E a sociedade actual não seria possível sem a utilização de recursos minerais energéticos: quer consideremos a combustão de hidrocarbonetos (petróleo, gás natural, carvão) – que desejamos que seja, um dia, pretérita e desnecessária –, quer avancemos na transição energética com a utilização de energias renováveis como a água, o sol ou o vento, em barragens, painéis e aerogeradores, o certo é que, por enquanto, ambas as situações só são possíveis recorrendo à exploração de rochas e minerais.
Contributo para os serviços culturais
Por fim, a geodiversidade disponibiliza ainda um conjunto de benefícios relacionados com aspectos culturais da nossa sociedade. Refira-se, a título de exemplo, a explicação dada pela cultura popular às pegadas de dinossáurios do Monumento Natural da Pedra da Mua: estas representariam as marcas deixadas nas camadas calcárias do Cabo Espichel pelas patas de uma mula que transportava a Virgem Maria ao topo do promontório. Esta lenda acabou mesmo por servir de inspiração à pintura dos painéis de azulejos existentes na Ermida da Memória, datada do século XV.
Alguns relevos rochosos são usados para actividades de lazer, como a escalada em escarpas idênticas à da Meadinha, no Parque Nacional da Peneda-Gerês. Há também formações geológicas que possuem um valor estético tal que se convertem em atractivos turísticos, como as colunas de basalto no Pico da Ana Ferreira, na ilha de Porto Santo, as inúmeras caldeiras vulcânicas nas ilhas dos Açores ou a recortada costa algarvia da Ponta da Piedade, em Lagos.

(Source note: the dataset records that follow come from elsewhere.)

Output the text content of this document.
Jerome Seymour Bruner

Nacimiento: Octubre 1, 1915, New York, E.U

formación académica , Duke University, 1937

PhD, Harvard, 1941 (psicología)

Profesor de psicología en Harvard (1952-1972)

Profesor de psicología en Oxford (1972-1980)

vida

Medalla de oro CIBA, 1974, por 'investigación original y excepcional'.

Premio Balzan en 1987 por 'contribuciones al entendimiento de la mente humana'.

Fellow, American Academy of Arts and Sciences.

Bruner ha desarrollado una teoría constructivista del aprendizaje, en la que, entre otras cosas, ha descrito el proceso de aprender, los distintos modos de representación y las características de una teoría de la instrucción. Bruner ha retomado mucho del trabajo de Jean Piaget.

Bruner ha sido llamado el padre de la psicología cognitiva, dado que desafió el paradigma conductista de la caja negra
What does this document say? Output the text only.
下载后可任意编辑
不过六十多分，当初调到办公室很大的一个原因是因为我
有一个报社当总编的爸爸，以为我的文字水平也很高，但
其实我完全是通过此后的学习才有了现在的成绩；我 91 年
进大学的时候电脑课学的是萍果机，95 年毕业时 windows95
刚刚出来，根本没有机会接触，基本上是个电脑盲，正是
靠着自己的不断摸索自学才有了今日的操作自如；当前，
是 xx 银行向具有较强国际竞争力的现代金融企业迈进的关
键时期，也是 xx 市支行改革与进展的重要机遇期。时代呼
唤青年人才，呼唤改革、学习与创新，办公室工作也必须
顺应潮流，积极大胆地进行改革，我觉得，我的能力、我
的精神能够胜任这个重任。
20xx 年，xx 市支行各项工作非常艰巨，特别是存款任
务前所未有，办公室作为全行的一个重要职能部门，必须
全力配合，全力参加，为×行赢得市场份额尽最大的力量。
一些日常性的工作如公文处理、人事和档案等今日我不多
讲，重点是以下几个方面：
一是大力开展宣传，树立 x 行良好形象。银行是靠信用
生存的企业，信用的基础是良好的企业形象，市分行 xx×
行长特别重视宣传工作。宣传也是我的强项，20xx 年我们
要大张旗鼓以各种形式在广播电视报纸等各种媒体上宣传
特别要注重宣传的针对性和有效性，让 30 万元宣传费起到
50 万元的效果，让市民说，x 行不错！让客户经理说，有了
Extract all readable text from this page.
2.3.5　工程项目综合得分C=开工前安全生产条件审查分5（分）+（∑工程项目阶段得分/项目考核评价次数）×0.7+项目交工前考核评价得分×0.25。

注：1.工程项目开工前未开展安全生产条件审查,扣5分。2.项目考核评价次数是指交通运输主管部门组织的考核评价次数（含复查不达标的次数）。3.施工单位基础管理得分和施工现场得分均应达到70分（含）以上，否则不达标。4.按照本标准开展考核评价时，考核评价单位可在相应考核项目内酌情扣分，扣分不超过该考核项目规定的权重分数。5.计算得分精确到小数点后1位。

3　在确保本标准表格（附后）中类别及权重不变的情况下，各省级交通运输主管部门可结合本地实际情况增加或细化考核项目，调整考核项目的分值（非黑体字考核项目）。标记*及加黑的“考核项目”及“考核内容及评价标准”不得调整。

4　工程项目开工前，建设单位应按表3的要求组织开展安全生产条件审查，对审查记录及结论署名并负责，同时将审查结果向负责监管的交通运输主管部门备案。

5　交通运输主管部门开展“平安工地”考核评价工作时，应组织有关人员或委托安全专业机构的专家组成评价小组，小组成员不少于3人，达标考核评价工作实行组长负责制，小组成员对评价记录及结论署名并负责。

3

A construção de monumentos históricos e habitações com valor patrimonial recorre habitualmente à rocha que existe em maior abundância no seu entorno. A geodiversidade local está assim directamente associada à identidade cultural dos territórios, como é bem representativa a marca “Aldeias de Xisto”.
Finalmente, uma referência ao papel da geodiversidade no ensino e na investigação em geociências: é devido à comunidade geocientífica que conhecemos as características e impactos dos vários tipos de erupções vulcânicas, que reconhecemos os ritmos de subida e descida do nível do mar registados nas rochas, que sabemos o modo como os glaciares moldam as paisagens, como os oceanos interagem com os continentes, como se formam as montanhas, ou quando surgiu a vida na Terra e como esta evoluiu. Todo este conhecimento é crucial para que a humanidade consiga dar resposta a alguns dos maiores desafios que tem hoje pela frente, como é o caso da crise ecológica relacionada, em grande parte, com a mudança climática e a perda de biodiversidade.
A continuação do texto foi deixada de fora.